Еще кое-что привлекло внимание Мэтью, отчего внутри мгновенно все сжалось. Через три ряда от Джона Файва и преподобного Уэйда сидел Эбен Осли, разряженный, как арбуз, в зеленый сюртук и ярко-красный бархатный камзол. По торжественному случаю Осли нацепил высокий белый парик с ниспадающими на плечи буклями, какой обыкновенно надевали на слушания судьи. Директор приюта решил сесть среди молодых адвокатов – Джоплина Полларда, Эндрю Кипперинга и Брайана Фицджеральда, – как бы давая понять Мэтью и всем заинтересованным лицам, что находится под защитой закона во всей его глупости и слепоте. Он не осмеливался взглянуть на Мэтью, однако лицемерно улыбался и оживленно беседовал с престарелым, но весьма уважаемым врачом-голландцем Артемисом Вандерброкеном, сидевшим перед ним.

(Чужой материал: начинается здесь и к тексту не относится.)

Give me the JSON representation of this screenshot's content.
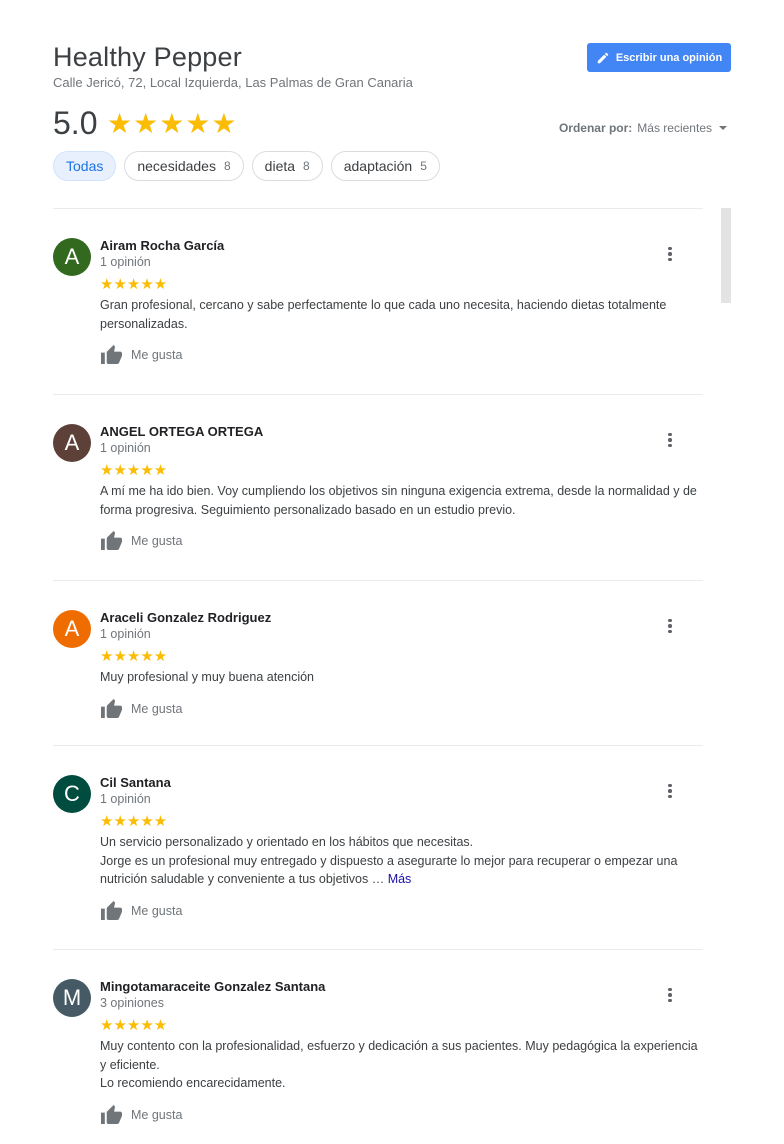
{
  "header": {
    "title": "Healthy Pepper",
    "address": "Calle Jericó, 72, Local Izquierda, Las Palmas de Gran Canaria",
    "write_review_label": "Escribir una opinión",
    "rating": "5.0",
    "rating_stars": "★★★★★",
    "sort_label": "Ordenar por:",
    "sort_value": "Más recientes"
  },
  "chips": [
    {
      "label": "Todas",
      "count": ""
    },
    {
      "label": "necesidades",
      "count": "8"
    },
    {
      "label": "dieta",
      "count": "8"
    },
    {
      "label": "adaptación",
      "count": "5"
    }
  ],
  "reviews": [
    {
      "initial": "A",
      "avatar_color": "#33691e",
      "name": "Airam Rocha García",
      "count": "1 opinión",
      "stars": "★★★★★",
      "text": "Gran profesional, cercano y sabe perfectamente  lo que cada uno necesita, haciendo dietas totalmente personalizadas.",
      "like_label": "Me gusta"
    },
    {
      "initial": "A",
      "avatar_color": "#5d4037",
      "name": "ANGEL ORTEGA ORTEGA",
      "count": "1 opinión",
      "stars": "★★★★★",
      "text": "A mí me ha ido bien. Voy cumpliendo los objetivos sin ninguna exigencia extrema, desde la normalidad y de forma progresiva. Seguimiento personalizado basado en un estudio previo.",
      "like_label": "Me gusta"
    },
    {
      "initial": "A",
      "avatar_color": "#ef6c00",
      "name": "Araceli Gonzalez Rodriguez",
      "count": "1 opinión",
      "stars": "★★★★★",
      "text": "Muy profesional y muy buena atención",
      "like_label": "Me gusta"
    },
    {
      "initial": "C",
      "avatar_color": "#004d40",
      "name": "Cil Santana",
      "count": "1 opinión",
      "stars": "★★★★★",
      "text_line1": "Un servicio personalizado y orientado en los hábitos que necesitas.",
      "text_line2": "Jorge es un profesional muy entregado y dispuesto a asegurarte lo mejor para recuperar o empezar una nutrición saludable y conveniente a tus objetivos …",
      "more_label": "Más",
      "like_label": "Me gusta"
    },
    {
      "initial": "M",
      "avatar_color": "#455a64",
      "name": "Mingotamaraceite Gonzalez Santana",
      "count": "3 opiniones",
      "stars": "★★★★★",
      "text_line1": "Muy contento con la profesionalidad, esfuerzo y dedicación a sus pacientes. Muy pedagógica la experiencia y eficiente.",
      "text_line2": "Lo recomiendo encarecidamente.",
      "like_label": "Me gusta"
    }
  ]
}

– Пардон, пардон, – забормотал кто-то, перегибаясь через ряд и обращаясь к судье Пауэрсу. – Сэр, можно вас на минутку?
– Да, Мармадьюк, в чем дело?
– Я тут гадаю, сэр… – молвил Мармадьюк Григсби. У него было круглое лицо и очки на носу, а на лысой макушке торчал, подобно перышку на шляпе, единственный белый клок волос. Над большими голубыми глазами прыгали и дергались кустистые белые брови, свидетельствовавшие весьма недвусмысленно, что печатнику крайне неловко перед судьей. – Нет ли каких-нибудь новых подвижек по делу Масочника?
– Говорите тише, пожалуйста, – попросил его Пауэрс.
Впрочем, напрасно: вокруг стоял такой гвалт, что все равно никто не услышал бы.
– Да-да, конечно… Так у вас есть какие-нибудь версии?
– Версия только одна. Джулиуса Годвина убил маньяк.